So yesterday sucked. It was just a race and shouldn’t be that big of a deal, but I’d had a lot of hopes pinned on the outcome of Green Mountain. The crit was supposed to be where I would end the stage race on a high, try to get that sprinter’s jersey, and get back on the podium. I wanted to spend the 10+ hours driving home reflecting happily on the satisfaction of wrapping up the whole event with some great results. Instead, I left Vermont wet, miserable, unsatisfied, and with an unrelenting headache.

To be so derailed by the cancellation is a bit silly. I mean, I sat on a park ledge in Burlington in the pouring rain and cried. And then I cried on route 22A and route 4 and 87 south and all through Albany.

That’s ridiculous.
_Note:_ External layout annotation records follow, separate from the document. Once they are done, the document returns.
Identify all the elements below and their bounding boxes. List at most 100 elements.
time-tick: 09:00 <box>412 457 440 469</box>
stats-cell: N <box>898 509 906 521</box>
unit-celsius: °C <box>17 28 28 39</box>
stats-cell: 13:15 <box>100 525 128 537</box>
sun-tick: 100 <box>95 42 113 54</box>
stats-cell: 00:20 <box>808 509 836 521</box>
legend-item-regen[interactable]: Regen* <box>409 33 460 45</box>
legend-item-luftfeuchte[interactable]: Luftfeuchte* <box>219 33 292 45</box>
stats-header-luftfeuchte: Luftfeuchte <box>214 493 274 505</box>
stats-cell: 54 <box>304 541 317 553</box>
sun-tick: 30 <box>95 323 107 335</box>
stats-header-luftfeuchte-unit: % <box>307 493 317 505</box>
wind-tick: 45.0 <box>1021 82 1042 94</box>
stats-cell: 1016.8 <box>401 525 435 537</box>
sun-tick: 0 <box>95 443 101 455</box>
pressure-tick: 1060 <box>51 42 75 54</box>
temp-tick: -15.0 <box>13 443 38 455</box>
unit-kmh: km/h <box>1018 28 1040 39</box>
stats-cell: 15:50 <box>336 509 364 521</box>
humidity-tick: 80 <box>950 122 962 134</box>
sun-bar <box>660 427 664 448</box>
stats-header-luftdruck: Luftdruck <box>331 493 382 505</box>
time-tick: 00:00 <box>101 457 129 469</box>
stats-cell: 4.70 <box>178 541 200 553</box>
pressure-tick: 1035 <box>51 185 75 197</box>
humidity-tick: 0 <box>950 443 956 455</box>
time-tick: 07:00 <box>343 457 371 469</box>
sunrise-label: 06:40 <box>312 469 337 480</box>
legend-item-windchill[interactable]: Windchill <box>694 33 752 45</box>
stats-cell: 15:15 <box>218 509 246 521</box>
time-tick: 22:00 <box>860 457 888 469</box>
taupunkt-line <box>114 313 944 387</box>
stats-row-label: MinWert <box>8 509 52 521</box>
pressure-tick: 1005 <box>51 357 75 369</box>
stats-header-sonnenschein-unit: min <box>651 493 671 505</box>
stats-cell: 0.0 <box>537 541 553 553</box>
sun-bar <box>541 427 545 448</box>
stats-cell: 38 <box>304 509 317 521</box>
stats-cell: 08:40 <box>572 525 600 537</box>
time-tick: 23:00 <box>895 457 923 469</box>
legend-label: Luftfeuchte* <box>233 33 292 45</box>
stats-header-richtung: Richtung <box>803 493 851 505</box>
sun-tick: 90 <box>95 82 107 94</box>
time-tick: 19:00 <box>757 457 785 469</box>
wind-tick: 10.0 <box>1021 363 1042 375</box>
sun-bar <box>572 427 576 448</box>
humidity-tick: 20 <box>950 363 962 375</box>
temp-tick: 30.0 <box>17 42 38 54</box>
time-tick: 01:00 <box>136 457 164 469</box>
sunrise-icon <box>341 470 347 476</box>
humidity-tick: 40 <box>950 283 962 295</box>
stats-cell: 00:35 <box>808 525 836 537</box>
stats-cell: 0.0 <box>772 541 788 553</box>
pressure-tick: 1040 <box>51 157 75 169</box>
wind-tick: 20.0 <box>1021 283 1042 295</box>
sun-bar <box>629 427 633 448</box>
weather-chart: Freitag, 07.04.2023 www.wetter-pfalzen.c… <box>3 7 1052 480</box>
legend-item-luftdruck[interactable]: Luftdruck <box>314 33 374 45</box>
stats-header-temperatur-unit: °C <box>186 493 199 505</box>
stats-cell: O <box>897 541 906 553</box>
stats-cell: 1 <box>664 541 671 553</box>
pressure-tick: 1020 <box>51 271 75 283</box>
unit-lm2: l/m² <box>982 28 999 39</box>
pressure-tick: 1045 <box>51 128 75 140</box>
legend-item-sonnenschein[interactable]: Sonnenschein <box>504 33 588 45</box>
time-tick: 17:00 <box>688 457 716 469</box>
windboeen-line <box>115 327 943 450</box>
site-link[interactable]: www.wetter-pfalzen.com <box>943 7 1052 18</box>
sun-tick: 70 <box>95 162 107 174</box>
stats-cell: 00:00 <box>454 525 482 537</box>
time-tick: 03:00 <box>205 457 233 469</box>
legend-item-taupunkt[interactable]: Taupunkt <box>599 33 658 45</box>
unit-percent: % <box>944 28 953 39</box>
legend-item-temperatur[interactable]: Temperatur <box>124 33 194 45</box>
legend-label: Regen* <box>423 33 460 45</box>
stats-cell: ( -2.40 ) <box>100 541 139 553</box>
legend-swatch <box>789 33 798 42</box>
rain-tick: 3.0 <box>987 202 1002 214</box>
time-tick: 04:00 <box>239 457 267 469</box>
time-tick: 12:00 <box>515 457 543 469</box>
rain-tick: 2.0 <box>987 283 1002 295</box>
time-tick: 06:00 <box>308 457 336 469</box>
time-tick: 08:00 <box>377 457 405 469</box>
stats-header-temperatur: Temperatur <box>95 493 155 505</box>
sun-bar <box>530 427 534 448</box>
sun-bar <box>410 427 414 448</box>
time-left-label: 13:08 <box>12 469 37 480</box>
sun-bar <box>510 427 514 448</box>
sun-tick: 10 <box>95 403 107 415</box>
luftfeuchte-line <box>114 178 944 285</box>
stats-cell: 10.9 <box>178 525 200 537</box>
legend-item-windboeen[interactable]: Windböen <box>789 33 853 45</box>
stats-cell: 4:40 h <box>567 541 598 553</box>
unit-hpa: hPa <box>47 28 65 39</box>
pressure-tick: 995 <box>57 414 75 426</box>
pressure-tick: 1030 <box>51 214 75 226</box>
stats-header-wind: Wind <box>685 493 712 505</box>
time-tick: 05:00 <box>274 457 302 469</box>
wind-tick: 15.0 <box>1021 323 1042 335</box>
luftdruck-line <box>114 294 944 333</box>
Strictly from a hydration perspective, one should not hemorrhage water so carelessly.

When I heard the race was off and there was nothing I could do about it, it felt like a huge letdown and a door closing all at once, which is kind of dumb, because it was just what happened and shouldn’t matter so much. I still rode well, got a 2nd place result in a stage, climbed a mountain, and had a good trip to Vermont. It was just one race. Not the culmination of a season, not a make or break for earning a pro contract, not a sign of whether or not I’m going to win the world championships one day. In other words, just one small part of life as a competitive athlete.

There are a few wonderful people I talk to in the cycling world who keep me grounded. They remind me when I start getting too anxious, too wrapped up in results and getting on a team, that I do this because I love it and that I should never be afraid to race because I’m worried about what people will think of my results. I forget this constantly – half of my devastation yesterday was because I didn’t get a chance to get ‘impressive’ results that I could send to a team. But when I think about that now, I want to tattoo “Do This For YOU” on my arm.

If somebody can turn that into a black design using some Asian character, I actually might.

I feel better today. Calmer, with things more in perspective. Now I’m just unhappy that I didn’t get to race yesterday, because for all the anxiety and tension it causes, I love to race. When the chance is taken away, I’m reminded of how much I want to be racing. It feels like some weird ache, a longing to compete, to work hard, to race my heart out like it seems I’m meant to do.

There are two more races on my calendar for the season. I’m not so far committed to mental health that I’m ready to say the results don’t matter, but I do know that more than anything, getting a chance to try matters. Win or lose, dominate or suck, hell or high water, I want to be on my bike trying.